Arguments due in redistricting case
Florida Gov. Ron DeSantis responds to questions from the media at the close of the legislative session on Monday, March 14, 2022. (Alicia Devine/Tallahassee Democrat via AP)
Plaintiffs asking a federal court to set Florida’s congressional districts face a Wednesday deadline for responding to a state request to put the case on hold.
After a status conference Monday, April 4, U.S. District Judge Allen Winsor set the deadline for a response by attorneys for the groups Common Cause Florida and FairDistricts Now and five voters.
The plaintiffs filed the lawsuit on March 11 after Gov. Ron DeSantis said he would veto a congressional redistricting plan passed by the Legislature.
Plaintiffs argued, in part, that an impasse between DeSantis and lawmakers jeopardized the chances of reaching agreement on a map—and that judges should step in to make sure revamped districts are set before this year’s elections.
DeSantis vetoed the Legislature’s plan last week and called a special legislative session that will be held from April 19 to April 22.
Secretary of State Laurel Lee, the named defendant in the case, filed a motion Friday seeking a stay of the lawsuit.
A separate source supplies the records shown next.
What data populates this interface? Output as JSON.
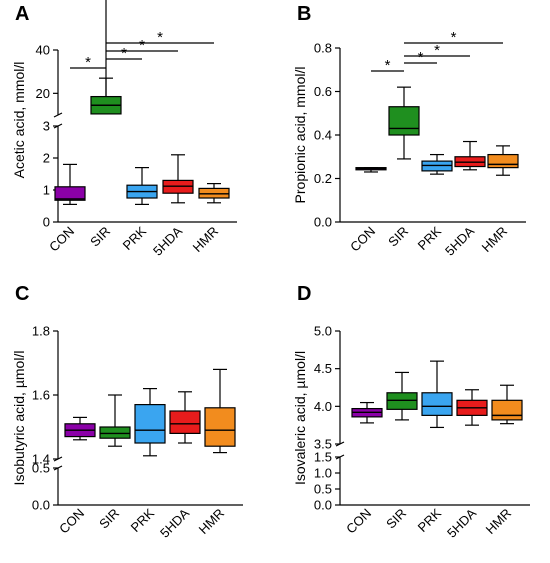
{
  "colors": {
    "CON": "#8b00a8",
    "SIR": "#1f8f1f",
    "PRK": "#3aa5f0",
    "5HDA": "#e81c1c",
    "HMR": "#f28c1e"
  },
  "chart_data": [
    {
      "panel": "A",
      "type": "box",
      "ylabel": "Acetic acid, mmol/l",
      "categories": [
        "CON",
        "SIR",
        "PRK",
        "5HDA",
        "HMR"
      ],
      "axis_break": true,
      "lower_segment": {
        "ylim": [
          0,
          3
        ],
        "ticks": [
          "0",
          "1",
          "2",
          "3"
        ]
      },
      "upper_segment": {
        "ylim": [
          10,
          40
        ],
        "ticks": [
          "20",
          "40"
        ]
      },
      "boxes": [
        {
          "min": 0.55,
          "q1": 0.68,
          "median": 0.72,
          "q3": 1.1,
          "max": 1.8
        },
        {
          "min": 8.5,
          "q1": 10.5,
          "median": 14.5,
          "q3": 18.5,
          "max": 27
        },
        {
          "min": 0.55,
          "q1": 0.75,
          "median": 0.95,
          "q3": 1.15,
          "max": 1.7
        },
        {
          "min": 0.6,
          "q1": 0.9,
          "median": 1.12,
          "q3": 1.3,
          "max": 2.1
        },
        {
          "min": 0.6,
          "q1": 0.75,
          "median": 0.88,
          "q3": 1.05,
          "max": 1.2
        }
      ],
      "significance": [
        {
          "from": 0,
          "to": 1,
          "label": "*"
        },
        {
          "from": 1,
          "to": 2,
          "label": "*"
        },
        {
          "from": 1,
          "to": 3,
          "label": "*"
        },
        {
          "from": 1,
          "to": 4,
          "label": "*"
        }
      ]
    },
    {
      "panel": "B",
      "type": "box",
      "ylabel": "Propionic acid, mmol/l",
      "categories": [
        "CON",
        "SIR",
        "PRK",
        "5HDA",
        "HMR"
      ],
      "axis_break": false,
      "lower_segment": {
        "ylim": [
          0,
          0.8
        ],
        "ticks": [
          "0.0",
          "0.2",
          "0.4",
          "0.6",
          "0.8"
        ]
      },
      "boxes": [
        {
          "min": 0.23,
          "q1": 0.24,
          "median": 0.245,
          "q3": 0.25,
          "max": 0.25
        },
        {
          "min": 0.29,
          "q1": 0.4,
          "median": 0.43,
          "q3": 0.53,
          "max": 0.62
        },
        {
          "min": 0.22,
          "q1": 0.235,
          "median": 0.26,
          "q3": 0.28,
          "max": 0.31
        },
        {
          "min": 0.24,
          "q1": 0.255,
          "median": 0.275,
          "q3": 0.3,
          "max": 0.37
        },
        {
          "min": 0.215,
          "q1": 0.25,
          "median": 0.265,
          "q3": 0.31,
          "max": 0.35
        }
      ],
      "significance": [
        {
          "from": 0,
          "to": 1,
          "label": "*"
        },
        {
          "from": 1,
          "to": 2,
          "label": "*"
        },
        {
          "from": 1,
          "to": 3,
          "label": "*"
        },
        {
          "from": 1,
          "to": 4,
          "label": "*"
        }
      ]
    },
    {
      "panel": "C",
      "type": "box",
      "ylabel": "Isobutyric acid, µmol/l",
      "categories": [
        "CON",
        "SIR",
        "PRK",
        "5HDA",
        "HMR"
      ],
      "axis_break": true,
      "lower_segment": {
        "ylim": [
          0,
          0.5
        ],
        "ticks": [
          "0.0",
          "0.5"
        ]
      },
      "upper_segment": {
        "ylim": [
          1.4,
          1.8
        ],
        "ticks": [
          "1.4",
          "1.6",
          "1.8"
        ]
      },
      "boxes": [
        {
          "min": 1.46,
          "q1": 1.47,
          "median": 1.49,
          "q3": 1.51,
          "max": 1.53
        },
        {
          "min": 1.44,
          "q1": 1.465,
          "median": 1.48,
          "q3": 1.5,
          "max": 1.6
        },
        {
          "min": 1.41,
          "q1": 1.45,
          "median": 1.49,
          "q3": 1.57,
          "max": 1.62
        },
        {
          "min": 1.45,
          "q1": 1.48,
          "median": 1.51,
          "q3": 1.55,
          "max": 1.61
        },
        {
          "min": 1.42,
          "q1": 1.44,
          "median": 1.49,
          "q3": 1.56,
          "max": 1.68
        }
      ],
      "significance": []
    },
    {
      "panel": "D",
      "type": "box",
      "ylabel": "Isovaleric acid, µmol/l",
      "categories": [
        "CON",
        "SIR",
        "PRK",
        "5HDA",
        "HMR"
      ],
      "axis_break": true,
      "lower_segment": {
        "ylim": [
          0,
          1.5
        ],
        "ticks": [
          "0.0",
          "0.5",
          "1.0",
          "1.5"
        ]
      },
      "upper_segment": {
        "ylim": [
          3.5,
          5.0
        ],
        "ticks": [
          "3.5",
          "4.0",
          "4.5",
          "5.0"
        ]
      },
      "boxes": [
        {
          "min": 3.78,
          "q1": 3.86,
          "median": 3.92,
          "q3": 3.97,
          "max": 4.05
        },
        {
          "min": 3.82,
          "q1": 3.96,
          "median": 4.08,
          "q3": 4.18,
          "max": 4.45
        },
        {
          "min": 3.72,
          "q1": 3.88,
          "median": 4.0,
          "q3": 4.18,
          "max": 4.6
        },
        {
          "min": 3.75,
          "q1": 3.88,
          "median": 3.98,
          "q3": 4.08,
          "max": 4.22
        },
        {
          "min": 3.77,
          "q1": 3.82,
          "median": 3.88,
          "q3": 4.08,
          "max": 4.28
        }
      ],
      "significance": []
    }
  ]
}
The motion pointed to the special session and a similar lawsuit filed in Leon County circuit court.
“A stay is appropriate to allow the political branches to do their work,” the motion said. “After all, the Florida Legislature is constitutionally tasked to reapportion the state’s congressional districts.”
Lee’s attorneys also filed arguments Friday in the Leon County case, saying the issue is “not ripe for adjudication,” as a congressional map could pass during the special session.